Social engineering attacks arouse fear because they not only exploit technology but also people. Social engineering types can be simple phishing emails, complex cons where attackers gain trust over many months, or anything in between. Criminals often take advantage of both publicly available and stolen information, and may use data from one hack to another.In this article we are trying to cover the ways to prevent social engineering attacks.
Social engineering prevention is everyone’s job
Security tools like encryption help prevent social engineering attacks, but you still need to address the human element. Companies should work towards a collaborative security culture. In this way, workers are empowered to speak up when they see something suspicious. And also, security staff are available to quickly investigate and fix the risks.
A sense of collective responsibility is a strong defense against social engineering attacks. Workers should be encouraged to ask questions, give feedback, and report mistakes without fear of punishment. Same security standards should go for CEOs as entry level workers. Also, we can say they’re the most valuable targets. It’s impossible to police everything that happens in your organization, but you can create a secure and empowered community which is aware and hard-working.
Don’t become a victim
Phishing attacks are prevalent and need only a few users to take the bait for a successful campaign. Therefore, there are methods for protecting yourself. In order to prevent social engineering, you need nothing much more than simply paying attention to the details in front of you. Keep the following in mind to prevent social engineering attacks.
Tips to Remember:
- Slow down: Social engineers often count on their targets to move quickly. Spammers want you to act first and think later. If the message conveys a sense of urgency or uses high-pressure sales tactics be skeptical; never let their urgency influence your careful review.
- Consider the source: You should try to research the facts. A found USB stick isn’t necessarily a good find. It could be loaded with malware, just waiting to infect a computer. And a text or email from your bank isn’t necessarily from your bank. Spoofing a trusted source is relatively easy. Don’t click on links or open attachments from suspicious sources. In this day and age, you may want to consider all sources suspicious. No matter how legitimate that email appears. It’s safer to type a URL into your browser instead of clicking on a link. If the email looks like it is from a company you use, do your own research. Use a search engine to go to the real company’s site, or a phone directory to find their phone number.
- Don’t let a link be in control of where you land: Stay in control by finding the website yourself. For doing this, use a search engine to be sure you land where you intend to land. Hovering over links in email will show the actual URL at the bottom, but a good fake can still steer you wrong.
- Email hijacking is rampant: Hackers, spammers, and social engineers attacks has become prevalent. They aim to take over control of people’s email accounts and other communication accounts. Once they control an email account, they hunt the trust of the person’s contacts. If you aren’t expecting an email with a link or attachment, check with your friend before opening links or downloading. Even when the sender appears to be someone you know.
- Beware of any download: If you don’t know the sender personally AND expect a file from them, downloading anything is a mistake.
- Foreign offers are fake: When you receive an email which is suspicious for you, think before acting. For example an email from a foreign lottery or sweepstakes, money from an unknown relative, or requests to transfer funds from a foreign country for a share of the money. It is guaranteed that they are scam.
Ways to prevent social engineering attacks and protect yourself:
- Reject requests for help or offers of help: Legitimate companies and organizations do not contact you to provide help. If you did not specifically request assistance from the sender, consider any offer of”help” as a scam. Similarly, if you receive a request for help from a charity or organization that you do not have a relationship with, delete it. If you want to give, seek out reputable charitable organizations on your own. In this way you avoid falling for a scam.
- Delete any request for financial information or passwords: If you get asked to reply to a message with personal information, it’s a scam. You should investigate any requests for money, personal information, or any item of value before handing it over.
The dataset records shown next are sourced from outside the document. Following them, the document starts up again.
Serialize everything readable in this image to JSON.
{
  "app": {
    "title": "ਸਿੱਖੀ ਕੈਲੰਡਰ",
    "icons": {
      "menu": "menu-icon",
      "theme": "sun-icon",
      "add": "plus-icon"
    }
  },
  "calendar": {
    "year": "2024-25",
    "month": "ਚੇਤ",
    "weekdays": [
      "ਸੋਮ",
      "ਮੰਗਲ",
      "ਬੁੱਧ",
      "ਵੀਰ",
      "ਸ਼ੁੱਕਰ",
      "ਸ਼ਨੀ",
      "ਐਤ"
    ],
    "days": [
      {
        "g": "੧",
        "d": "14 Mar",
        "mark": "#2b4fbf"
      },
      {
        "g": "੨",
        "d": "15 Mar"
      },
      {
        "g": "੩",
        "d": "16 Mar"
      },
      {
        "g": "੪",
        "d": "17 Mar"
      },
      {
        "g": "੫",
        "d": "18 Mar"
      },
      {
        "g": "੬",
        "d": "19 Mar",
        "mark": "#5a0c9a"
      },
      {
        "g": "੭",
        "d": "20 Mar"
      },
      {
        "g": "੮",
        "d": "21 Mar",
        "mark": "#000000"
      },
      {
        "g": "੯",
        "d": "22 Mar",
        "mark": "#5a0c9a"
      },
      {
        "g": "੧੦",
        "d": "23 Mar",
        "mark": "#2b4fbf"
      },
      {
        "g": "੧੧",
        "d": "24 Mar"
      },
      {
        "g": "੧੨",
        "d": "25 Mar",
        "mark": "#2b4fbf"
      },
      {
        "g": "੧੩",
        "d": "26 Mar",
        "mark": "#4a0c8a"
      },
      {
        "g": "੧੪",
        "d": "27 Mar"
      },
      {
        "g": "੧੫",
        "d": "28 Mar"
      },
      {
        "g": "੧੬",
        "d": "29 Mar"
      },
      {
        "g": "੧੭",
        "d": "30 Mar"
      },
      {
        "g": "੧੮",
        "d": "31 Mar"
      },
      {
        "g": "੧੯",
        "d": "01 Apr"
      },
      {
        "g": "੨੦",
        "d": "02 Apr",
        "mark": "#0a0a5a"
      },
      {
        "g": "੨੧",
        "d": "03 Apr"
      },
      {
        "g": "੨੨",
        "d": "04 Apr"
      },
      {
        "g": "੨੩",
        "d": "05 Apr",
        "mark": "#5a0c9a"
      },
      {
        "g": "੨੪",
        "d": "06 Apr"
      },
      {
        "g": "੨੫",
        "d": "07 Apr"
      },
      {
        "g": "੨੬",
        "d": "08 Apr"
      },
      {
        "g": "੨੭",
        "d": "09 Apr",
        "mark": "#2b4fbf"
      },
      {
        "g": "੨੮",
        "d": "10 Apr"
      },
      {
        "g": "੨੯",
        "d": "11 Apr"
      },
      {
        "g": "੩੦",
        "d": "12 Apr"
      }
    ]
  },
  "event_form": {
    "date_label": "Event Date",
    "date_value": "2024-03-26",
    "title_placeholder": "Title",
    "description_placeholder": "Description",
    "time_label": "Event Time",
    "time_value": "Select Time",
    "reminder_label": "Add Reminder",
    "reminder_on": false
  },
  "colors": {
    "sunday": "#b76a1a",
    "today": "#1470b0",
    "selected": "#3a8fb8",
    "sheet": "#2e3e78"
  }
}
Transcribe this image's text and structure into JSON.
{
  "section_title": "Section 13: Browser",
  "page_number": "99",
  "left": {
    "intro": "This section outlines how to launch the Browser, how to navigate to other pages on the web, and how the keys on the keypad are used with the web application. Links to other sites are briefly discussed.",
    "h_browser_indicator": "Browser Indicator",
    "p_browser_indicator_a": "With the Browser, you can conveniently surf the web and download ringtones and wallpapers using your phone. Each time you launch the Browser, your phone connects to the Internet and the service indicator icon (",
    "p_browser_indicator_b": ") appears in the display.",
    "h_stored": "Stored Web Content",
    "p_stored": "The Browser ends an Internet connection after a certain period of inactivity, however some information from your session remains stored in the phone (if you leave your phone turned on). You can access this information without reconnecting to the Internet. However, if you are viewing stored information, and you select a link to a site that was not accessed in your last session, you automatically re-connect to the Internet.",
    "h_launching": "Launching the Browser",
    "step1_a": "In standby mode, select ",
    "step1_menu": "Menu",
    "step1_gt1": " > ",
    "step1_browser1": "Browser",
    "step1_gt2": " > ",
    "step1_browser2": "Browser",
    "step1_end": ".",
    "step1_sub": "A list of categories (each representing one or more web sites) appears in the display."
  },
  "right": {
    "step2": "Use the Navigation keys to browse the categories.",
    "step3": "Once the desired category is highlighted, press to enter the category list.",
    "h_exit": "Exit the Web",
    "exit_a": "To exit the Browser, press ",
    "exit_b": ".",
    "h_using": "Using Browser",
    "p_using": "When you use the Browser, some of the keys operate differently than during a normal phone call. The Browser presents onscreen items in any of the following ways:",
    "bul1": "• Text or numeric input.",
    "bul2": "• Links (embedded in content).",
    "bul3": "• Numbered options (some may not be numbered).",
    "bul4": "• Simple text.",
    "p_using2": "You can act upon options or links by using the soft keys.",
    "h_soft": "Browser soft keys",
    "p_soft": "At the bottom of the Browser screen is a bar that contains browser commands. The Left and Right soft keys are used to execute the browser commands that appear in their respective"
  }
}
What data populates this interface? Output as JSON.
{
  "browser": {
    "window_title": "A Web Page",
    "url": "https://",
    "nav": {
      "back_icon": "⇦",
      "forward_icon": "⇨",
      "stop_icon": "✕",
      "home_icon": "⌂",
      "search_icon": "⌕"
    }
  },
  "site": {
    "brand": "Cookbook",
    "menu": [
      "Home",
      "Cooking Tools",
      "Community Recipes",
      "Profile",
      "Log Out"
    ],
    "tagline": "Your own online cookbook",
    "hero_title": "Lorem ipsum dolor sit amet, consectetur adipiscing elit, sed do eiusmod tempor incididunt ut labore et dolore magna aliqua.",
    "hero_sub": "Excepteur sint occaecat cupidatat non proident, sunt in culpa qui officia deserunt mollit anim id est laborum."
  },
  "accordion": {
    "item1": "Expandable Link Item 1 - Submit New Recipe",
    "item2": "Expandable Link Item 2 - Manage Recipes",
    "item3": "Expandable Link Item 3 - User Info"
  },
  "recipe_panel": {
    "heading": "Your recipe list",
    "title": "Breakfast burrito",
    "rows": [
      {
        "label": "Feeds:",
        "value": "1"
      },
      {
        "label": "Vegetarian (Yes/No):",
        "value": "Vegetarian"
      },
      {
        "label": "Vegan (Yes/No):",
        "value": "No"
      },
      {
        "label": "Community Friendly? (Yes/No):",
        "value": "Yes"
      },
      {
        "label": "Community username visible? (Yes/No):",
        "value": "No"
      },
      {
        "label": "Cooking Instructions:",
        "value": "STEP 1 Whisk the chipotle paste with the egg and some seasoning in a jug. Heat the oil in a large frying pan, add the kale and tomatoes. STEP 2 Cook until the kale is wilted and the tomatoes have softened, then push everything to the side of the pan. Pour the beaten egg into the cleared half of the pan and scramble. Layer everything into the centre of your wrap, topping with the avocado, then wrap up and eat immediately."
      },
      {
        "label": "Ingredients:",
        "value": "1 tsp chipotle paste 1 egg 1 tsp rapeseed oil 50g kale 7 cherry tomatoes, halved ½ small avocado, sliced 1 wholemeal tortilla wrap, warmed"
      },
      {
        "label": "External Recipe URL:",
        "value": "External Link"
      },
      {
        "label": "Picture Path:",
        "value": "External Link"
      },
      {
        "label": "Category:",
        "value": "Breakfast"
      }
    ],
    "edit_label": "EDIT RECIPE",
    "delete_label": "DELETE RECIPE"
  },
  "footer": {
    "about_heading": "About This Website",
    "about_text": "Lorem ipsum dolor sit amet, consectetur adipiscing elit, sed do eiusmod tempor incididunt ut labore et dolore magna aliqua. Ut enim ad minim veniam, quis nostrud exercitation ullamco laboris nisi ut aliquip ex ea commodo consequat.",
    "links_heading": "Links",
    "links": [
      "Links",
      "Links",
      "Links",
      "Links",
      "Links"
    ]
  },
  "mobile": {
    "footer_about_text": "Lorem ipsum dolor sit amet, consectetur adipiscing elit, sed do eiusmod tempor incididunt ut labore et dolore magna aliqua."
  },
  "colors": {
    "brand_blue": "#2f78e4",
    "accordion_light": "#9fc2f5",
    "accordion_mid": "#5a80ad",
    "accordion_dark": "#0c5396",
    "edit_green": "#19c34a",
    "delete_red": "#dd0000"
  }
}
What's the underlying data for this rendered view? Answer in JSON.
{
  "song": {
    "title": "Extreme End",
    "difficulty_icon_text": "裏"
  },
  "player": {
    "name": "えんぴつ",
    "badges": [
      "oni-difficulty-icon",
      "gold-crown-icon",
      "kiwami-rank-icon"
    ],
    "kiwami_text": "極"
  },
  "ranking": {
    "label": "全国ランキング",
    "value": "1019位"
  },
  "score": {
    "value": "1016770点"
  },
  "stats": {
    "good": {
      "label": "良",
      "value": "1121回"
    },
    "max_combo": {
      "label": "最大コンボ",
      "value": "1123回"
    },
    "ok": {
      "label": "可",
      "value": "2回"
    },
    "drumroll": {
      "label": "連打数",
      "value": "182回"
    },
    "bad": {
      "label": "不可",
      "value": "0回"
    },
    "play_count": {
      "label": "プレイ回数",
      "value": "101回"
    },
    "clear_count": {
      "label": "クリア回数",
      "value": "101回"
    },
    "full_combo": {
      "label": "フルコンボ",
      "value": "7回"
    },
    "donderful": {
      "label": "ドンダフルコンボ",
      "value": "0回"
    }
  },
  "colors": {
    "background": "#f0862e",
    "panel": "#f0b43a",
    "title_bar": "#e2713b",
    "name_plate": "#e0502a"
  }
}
There’s a pretty good chance it’s a scam. Even if it’s not, better to be safe than sorry!
- Your email software can help you: Most email programs can help filter out junk mail, including scams. If you think yours isn’t doing enough, do a quick online search to find out how to change its settings. The goal is to set your spam filters to high to weed out as much junk mail as possible. Just remember to check your spam folder periodically. Do this in order to see if legitimate email has been accidentally trapped there.
- Install an antivirus software or a security suite: Secure your device by installing antivirus software such as Norton Security. You should always keep that software up to date. Also, make sure your computer and other devices are running the latest versions of their operating software. If possible, set the operating systems to update automatically. If your device doesn’t automatically update, manually update it. You can do it whenever you receive a notice to do so. Having the latest versions of these software applications on your devices will help ensure they’re prepared for the most recent security threats.
Social engineering is everywhere, online and offline. Your best defense against these kinds of attacks is to educate yourself. So that you’re aware of the risks and you will stay alert.